Arafat, askeri giysilerle gezen, seküler alışkanlıklar sergileyen, dini motifler yerine mücadelede Arap kimliğini ön planda tutan biriydi; bu haliyle biraz Saddam’a ve Nasır’a, biraz da Castro’ya benziyordu. Sürdürdüğü mücadelenin kendisi, kurulacak Filistin devletinin niteliklerinin önüne geçmişti ve zamanla bu durum Filistinliler’in bir kısmında bir tür vesayet girişimi olarak görüldü.
Makbul lider
1989’da halkoyuyla değil de Konsey tarafından başkan seçilmesi, 1990’da 61 yaşındayken 27 yaşında bir Filistinli Hıristiyan’la evlenmesi ve Oslo görüşmelerine hazırlık amacıyla İsrail ile iletişime geçmesi, Filistinlilerin bir kısmı tarafından onaylanmamıştı. Bu durum, Arafat’ın giderek Filistin’in bütününü temsil eden kimliğini tartışmalı hale getirmişti.
Oslo anlaşması gereğince Arafat Gazze’ye yerleşti ve burada Filistin Ulusal Yönetimi’nin başkanı, başbakanı, meclis başkanı ve başkumandanı oldu. Kurduğu polis teşkilatıyla da muhaliflerini denetim altında tutmaya çalıştı. Hamas’ın neden Gazze’de yeşerdiği ve güçlendiği sorusu sorulduğunda, belki İsrail’den önce FKÖ’ye ve Arafat’a bakmak gerekiyor; zira bu uygulamalar İsrail’in arayıp da bulamadığı bir imkan sağlamıştı.
İsrail, uzun yıllar boyunca Arafat’ı siyasi muhatap olarak değil, direniş örgütü lideri olarak gördü. Hatta FKÖ’nün mücadelesini bölmek için ‘dindar’ Filistinlilerin ayrı örgüt kurmalarına ve FKÖ’yü bölmelerine yardım bile etti. Ancak Arafat’ın bu kesimleri hasım görmesi, İsrail’in de desteklediği grupları denetleyemez hale gelmesi sonrasında Arafat giderek İsrail nezdinde siyasi muhatap haline geldi.
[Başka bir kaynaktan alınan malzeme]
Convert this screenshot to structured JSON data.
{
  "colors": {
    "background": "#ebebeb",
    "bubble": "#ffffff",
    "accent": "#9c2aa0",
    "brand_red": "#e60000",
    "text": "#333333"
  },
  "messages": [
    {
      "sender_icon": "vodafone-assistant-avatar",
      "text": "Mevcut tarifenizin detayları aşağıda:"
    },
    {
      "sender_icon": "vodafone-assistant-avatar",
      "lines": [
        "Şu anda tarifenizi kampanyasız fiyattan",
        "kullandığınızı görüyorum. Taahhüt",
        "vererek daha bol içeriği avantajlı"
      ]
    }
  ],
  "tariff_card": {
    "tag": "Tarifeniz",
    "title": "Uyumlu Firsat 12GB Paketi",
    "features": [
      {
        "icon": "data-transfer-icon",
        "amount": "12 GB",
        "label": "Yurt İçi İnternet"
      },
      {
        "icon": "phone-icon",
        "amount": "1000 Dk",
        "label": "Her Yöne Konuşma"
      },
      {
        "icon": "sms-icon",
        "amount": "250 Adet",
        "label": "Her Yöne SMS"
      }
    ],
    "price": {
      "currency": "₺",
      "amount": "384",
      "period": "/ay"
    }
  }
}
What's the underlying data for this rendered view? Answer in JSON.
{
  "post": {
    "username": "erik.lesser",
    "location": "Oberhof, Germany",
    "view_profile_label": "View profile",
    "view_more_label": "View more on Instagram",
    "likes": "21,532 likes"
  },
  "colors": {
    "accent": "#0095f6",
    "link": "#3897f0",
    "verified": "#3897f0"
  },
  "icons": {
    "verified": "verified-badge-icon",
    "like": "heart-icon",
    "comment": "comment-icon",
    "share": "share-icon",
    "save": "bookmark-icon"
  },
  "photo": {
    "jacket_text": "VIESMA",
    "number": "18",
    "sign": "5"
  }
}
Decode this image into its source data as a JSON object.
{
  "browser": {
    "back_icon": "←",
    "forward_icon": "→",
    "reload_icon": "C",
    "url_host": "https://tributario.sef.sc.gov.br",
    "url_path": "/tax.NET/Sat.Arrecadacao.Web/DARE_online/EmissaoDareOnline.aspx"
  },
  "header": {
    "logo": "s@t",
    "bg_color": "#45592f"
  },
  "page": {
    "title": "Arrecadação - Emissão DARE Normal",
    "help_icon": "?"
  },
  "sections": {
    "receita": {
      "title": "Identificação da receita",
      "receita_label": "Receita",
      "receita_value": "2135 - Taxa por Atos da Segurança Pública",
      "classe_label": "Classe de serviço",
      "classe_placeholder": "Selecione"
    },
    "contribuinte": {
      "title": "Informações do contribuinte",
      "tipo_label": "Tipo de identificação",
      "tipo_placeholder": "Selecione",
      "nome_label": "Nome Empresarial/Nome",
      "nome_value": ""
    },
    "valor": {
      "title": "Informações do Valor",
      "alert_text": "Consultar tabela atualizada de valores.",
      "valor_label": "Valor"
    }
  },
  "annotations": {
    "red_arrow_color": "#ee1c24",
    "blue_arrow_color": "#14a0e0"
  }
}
Kısacası İsrail, Hamas ve İntifada hareketi karşısında Arafat’ı tercih etti; İslami direniş hareketinin teminatı olarak gördü.
Şaibeli ölüm
2004 yılında öldüğünde, ölüm biçimine ilişkin epeyce tartışma olmuş, ancak sonra bir biçimde unutulmuştu. Hastayken, yüksek güvenlikli bir koruma altındaydı ve iddialara göre Arafat İsrailliler tarafından korunuyordu. Uzun süre hastalığı saklandı, ağırlaşınca Paris banliyölerinden birindeki bir hastaneye yatırıldı. AIDS olduğu ya da zehirlendiği iddia ediliyordu; öldükten sonra açıklamayı nedense Fransa savunma bakanı yaptı ve hastalığı ile bilgilerin kamuoyuna verilme yeceğini bildirdi.
Şimdi yeniden dosya açılıyor; zehirlenme iddiası El Cezire’nin haberiyle gündeme taşınıyor. Arafat’ın öldürüldüğü saptanırsa, bunu kimin yaptığı sorusu sorulacak. Parmaklar İsrail’e dönerse, hem İsrail hem Fransa epey zor durumda kalacak. Ancak daha yüksek olasılık, bu cinayeti Arafat’ın muhalifi Filistinlerin işlediğinin ileri sürülmesi. Bunun Hamas’ı hedefe koyabilecek bir iddia olacağına kuşku yok. Arafat zehirlendiyse, hakikaten kim yaptı acaba?